Will they all go on Oprah?
What we’re actually seeing is a huge case of being in denial, coupled with redirected anger, supported by massive narcissism.
In an age where everyone has the opportunity on social media platforms and via instant recordings to publicize their every shrug and moan, we all take on an exaggerated feeling of self-importance, a belief that our own common, human travails have a genuine gravitas and must be seen by everyone as especially important and due for instant remediation. This guy engaged in a juvenile temper tantrum with adult repercussions and many people are applauding him for the retrogression.
He’s an ass.
Flight attendants will tell you that they are there for our safety. But they are also there for our comfort, and that is the preponderance of their actual work on most flights. I fly only first class, and the level of service is fine about 75 percent of the time domestically (about 90 percent on foreign carriers). It’s a tough job when an airline like American has removed everything from pillows for your head to olives for your martini in the name of profit. I look back there in coach, especially on long trips, and I wonder why all those people aren’t violent at any given time.

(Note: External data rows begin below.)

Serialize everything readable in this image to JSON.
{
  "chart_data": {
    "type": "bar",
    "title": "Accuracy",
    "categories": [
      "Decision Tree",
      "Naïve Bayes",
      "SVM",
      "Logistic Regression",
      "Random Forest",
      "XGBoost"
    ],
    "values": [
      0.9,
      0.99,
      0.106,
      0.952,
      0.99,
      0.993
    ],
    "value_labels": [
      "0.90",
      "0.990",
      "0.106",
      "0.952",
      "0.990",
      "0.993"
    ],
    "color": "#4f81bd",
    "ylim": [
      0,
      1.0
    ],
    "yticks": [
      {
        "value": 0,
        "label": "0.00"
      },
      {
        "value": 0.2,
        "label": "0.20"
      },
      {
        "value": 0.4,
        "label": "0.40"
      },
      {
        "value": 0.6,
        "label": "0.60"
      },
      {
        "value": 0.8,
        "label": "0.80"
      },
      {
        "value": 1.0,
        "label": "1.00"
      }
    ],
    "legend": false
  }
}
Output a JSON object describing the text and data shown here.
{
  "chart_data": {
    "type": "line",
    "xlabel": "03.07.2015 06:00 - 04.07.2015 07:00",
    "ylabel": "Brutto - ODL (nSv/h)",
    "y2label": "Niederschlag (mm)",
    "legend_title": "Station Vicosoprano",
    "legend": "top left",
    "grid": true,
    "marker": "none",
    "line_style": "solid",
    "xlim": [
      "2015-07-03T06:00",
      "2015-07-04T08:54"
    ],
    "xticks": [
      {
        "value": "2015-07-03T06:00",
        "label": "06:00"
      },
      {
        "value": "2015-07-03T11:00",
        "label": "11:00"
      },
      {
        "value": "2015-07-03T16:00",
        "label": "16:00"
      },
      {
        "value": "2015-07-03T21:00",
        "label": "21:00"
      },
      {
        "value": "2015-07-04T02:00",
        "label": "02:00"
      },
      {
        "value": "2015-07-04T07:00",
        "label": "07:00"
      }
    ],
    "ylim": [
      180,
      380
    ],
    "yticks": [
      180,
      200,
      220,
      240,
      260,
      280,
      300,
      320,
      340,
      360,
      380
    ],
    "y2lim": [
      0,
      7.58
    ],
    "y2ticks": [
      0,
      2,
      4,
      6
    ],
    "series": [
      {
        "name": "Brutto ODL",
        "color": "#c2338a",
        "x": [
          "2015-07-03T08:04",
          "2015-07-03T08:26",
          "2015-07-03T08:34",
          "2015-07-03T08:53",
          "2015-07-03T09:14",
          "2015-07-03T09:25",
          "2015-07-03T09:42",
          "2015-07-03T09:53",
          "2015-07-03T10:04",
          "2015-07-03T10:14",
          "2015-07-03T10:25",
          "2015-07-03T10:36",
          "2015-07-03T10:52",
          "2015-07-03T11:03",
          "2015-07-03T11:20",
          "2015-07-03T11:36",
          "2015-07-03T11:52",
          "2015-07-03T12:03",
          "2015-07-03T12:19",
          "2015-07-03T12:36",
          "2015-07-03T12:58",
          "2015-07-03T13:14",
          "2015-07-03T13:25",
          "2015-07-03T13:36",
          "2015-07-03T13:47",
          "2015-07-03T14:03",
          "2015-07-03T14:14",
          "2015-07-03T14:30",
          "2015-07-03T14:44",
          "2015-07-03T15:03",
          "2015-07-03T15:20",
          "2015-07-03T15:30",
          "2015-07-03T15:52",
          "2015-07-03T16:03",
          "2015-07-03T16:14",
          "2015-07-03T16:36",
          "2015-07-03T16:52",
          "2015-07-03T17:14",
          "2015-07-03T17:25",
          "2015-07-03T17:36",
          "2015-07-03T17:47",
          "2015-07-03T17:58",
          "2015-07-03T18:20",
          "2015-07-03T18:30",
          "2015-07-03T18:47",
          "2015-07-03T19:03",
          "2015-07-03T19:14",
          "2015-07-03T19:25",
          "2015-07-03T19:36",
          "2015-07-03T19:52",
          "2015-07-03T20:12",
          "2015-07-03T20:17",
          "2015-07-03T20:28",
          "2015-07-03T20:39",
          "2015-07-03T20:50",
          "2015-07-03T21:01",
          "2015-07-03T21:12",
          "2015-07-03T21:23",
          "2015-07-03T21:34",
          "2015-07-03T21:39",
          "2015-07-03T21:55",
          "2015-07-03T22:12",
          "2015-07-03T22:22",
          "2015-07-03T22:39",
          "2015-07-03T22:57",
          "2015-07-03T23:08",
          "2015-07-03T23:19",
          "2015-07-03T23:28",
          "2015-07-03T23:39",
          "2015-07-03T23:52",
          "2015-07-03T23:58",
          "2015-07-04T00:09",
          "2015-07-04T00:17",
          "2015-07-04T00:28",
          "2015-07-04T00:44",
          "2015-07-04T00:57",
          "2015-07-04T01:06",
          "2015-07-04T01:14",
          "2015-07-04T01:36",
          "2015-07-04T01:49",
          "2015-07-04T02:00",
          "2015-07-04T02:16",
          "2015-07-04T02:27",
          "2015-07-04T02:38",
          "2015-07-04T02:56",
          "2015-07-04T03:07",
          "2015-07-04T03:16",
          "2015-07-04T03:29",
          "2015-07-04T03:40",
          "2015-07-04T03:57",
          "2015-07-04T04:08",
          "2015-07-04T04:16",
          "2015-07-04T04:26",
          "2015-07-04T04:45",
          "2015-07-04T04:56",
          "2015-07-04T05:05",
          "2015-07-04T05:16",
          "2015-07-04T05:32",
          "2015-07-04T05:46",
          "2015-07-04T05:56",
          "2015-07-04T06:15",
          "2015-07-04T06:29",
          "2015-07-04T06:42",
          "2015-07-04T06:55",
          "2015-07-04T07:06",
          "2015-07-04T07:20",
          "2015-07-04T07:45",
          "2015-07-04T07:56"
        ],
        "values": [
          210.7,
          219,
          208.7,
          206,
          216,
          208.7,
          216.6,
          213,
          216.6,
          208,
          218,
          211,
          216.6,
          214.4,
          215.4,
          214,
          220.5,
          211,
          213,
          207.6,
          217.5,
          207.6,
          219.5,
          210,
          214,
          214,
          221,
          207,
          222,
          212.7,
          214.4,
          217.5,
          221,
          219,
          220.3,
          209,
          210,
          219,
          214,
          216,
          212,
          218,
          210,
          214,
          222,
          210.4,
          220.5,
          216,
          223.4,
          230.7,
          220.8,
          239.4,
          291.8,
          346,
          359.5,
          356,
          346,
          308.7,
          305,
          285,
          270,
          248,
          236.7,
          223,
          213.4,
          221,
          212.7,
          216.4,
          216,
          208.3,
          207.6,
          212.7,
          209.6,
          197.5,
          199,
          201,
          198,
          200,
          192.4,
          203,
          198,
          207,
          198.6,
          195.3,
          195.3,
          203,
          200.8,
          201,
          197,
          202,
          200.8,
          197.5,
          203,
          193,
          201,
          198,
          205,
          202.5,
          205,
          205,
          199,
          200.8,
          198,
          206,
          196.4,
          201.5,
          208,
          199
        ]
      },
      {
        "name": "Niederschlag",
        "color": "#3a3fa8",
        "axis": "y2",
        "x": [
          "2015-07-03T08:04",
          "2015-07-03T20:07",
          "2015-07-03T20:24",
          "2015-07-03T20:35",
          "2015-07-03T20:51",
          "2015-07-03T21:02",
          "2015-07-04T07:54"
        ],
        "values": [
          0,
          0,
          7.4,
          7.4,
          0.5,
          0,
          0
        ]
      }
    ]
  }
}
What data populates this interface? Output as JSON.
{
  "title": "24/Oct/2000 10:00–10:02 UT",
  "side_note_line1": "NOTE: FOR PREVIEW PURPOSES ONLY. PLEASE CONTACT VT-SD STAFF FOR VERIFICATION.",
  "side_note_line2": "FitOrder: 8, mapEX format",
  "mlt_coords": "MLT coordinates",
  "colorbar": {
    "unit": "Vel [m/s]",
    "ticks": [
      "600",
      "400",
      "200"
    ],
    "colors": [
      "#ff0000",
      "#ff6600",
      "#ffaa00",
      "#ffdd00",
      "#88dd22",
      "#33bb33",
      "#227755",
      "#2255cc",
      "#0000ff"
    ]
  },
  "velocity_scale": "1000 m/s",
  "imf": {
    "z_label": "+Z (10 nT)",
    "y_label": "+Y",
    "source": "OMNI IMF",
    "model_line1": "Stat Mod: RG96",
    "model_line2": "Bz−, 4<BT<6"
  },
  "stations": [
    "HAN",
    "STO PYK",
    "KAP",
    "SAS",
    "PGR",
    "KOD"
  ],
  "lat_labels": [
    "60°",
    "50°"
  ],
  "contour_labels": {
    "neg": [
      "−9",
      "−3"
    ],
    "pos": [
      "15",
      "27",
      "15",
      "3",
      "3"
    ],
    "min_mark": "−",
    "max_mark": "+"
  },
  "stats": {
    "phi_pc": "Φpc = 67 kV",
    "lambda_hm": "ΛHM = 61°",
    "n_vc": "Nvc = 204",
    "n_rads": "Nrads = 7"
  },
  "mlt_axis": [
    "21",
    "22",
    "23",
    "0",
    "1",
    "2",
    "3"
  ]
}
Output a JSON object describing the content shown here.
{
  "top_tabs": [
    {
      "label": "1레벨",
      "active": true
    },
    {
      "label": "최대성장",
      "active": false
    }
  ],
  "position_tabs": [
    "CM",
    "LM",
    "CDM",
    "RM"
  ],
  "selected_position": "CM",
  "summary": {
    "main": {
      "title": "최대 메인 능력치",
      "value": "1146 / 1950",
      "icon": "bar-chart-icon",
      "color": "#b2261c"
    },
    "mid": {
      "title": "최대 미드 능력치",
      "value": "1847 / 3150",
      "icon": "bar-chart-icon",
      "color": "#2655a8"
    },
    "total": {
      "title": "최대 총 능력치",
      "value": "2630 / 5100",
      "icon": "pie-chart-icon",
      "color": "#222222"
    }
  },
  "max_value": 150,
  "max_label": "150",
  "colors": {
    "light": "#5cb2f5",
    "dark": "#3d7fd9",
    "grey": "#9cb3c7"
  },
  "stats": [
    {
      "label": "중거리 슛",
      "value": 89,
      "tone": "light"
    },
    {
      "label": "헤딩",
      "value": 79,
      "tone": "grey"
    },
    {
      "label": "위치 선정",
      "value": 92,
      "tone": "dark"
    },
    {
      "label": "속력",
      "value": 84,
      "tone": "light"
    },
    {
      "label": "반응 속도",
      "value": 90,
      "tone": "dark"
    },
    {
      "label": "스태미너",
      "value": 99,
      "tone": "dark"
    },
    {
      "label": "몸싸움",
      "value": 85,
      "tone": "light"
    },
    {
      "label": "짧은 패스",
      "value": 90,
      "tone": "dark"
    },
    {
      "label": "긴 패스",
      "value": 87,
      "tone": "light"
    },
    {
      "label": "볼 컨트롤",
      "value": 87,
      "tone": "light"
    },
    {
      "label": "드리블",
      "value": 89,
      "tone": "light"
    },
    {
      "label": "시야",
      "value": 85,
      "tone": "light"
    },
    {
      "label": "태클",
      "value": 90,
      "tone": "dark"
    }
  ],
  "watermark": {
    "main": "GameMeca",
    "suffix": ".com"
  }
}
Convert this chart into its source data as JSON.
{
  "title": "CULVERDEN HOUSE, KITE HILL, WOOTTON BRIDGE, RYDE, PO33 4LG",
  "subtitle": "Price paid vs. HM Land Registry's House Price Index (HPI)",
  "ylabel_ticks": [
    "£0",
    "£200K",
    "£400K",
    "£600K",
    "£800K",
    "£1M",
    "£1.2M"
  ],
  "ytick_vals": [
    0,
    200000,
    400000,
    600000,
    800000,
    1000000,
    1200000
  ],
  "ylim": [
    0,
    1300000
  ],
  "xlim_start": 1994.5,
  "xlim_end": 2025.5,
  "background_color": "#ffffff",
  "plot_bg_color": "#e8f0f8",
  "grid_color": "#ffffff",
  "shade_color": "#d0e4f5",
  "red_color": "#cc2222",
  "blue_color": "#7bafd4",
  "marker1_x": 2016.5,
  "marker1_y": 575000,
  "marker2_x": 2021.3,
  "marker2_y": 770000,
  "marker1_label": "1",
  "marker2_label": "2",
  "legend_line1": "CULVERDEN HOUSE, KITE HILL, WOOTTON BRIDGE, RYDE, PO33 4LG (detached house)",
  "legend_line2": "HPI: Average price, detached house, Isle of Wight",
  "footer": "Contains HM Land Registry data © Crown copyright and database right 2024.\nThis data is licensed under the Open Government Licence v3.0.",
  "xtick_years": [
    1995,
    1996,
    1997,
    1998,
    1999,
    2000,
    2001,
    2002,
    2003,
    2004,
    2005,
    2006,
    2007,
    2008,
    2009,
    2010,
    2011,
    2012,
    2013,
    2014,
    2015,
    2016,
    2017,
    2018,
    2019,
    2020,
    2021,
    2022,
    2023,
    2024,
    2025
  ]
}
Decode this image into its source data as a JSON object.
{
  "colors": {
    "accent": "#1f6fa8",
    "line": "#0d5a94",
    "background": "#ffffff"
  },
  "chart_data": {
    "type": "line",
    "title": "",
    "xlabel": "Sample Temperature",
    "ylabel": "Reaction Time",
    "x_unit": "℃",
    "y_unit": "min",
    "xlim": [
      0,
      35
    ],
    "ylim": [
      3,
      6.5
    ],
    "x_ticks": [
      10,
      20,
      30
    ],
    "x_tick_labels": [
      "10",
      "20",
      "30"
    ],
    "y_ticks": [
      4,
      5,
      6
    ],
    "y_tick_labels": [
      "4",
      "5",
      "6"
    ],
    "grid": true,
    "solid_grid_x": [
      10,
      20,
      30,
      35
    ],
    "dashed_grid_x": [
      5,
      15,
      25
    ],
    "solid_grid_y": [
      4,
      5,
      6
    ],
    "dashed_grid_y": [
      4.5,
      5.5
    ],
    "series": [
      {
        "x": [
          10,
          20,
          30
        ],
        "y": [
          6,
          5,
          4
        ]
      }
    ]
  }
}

On one Spirit Airlines flight, the attendant raced down the aisle—she had not heard the bell indicating we were permitted to rise—screaming at people to sit back down. She had also threatened to call security at the departure gate when I had my feet on the bulkhead, which she claimed was “unsanitary.” When I pointed to a woman across the way with her feet up, the flight attendant just stomped away. (She had apparently overheard me on the phone with my wife explaining I’d be late because the airline had had such a sloppy boarding process, and she took umbrage.) I couldn’t understand how this kind of inappropriate reaction was missed by her supervision. There are almost always early signs.
The latest iteration of our personal, too-public Facebook soap boxes appears to be the right to “vent” and express our perceived victimization at will. We’ve morphed from “The customer is always right,” to “The customers are a royal pain, why do we need them?”
There is no question that airline management, with the exception of the likes of Gordon Bethune or Herb Kelleher, has been as dimwitted as can be in good times and bad. They don’t treat their employees very well as a rule, and the working conditions have degraded as much for cabin and flight crews as they have for passengers, maybe worse. But I don’t attack flight crews because the airline isn’t giving me a meal during a three-hour fight, or the seating area is too cramped, or the lavatory is filthy. I deal with it.
I’ve been hit by passenger luggage, and I’ve hit passengers with my luggage. Stuff happens. Some people are civil, some are rude. Such is life on a public conveyance. I’m not especially trained to deal with it but we all seem to use our common sense and persevere. Those passengers trapped for hours on hot planes where the authorities were too stupid to let them off didn’t hold the crew hostage, though I don’t believe any jury would have convicted them if they had. They complained, but they acted rationally. They didn’t trigger the escape slides and raid the liquor cart, though they easily could have.
This flight attendant with his beer slide and YouTube hits will be glorified for just not being willing to take it any more. And that will enable the next person with little self-restraint, a poor self-image, and total self-absorption to push it one more level. Probably, someone will be hurt.
That’s worse than a crime. It’s ignorant. And you’re an accomplice if you support it.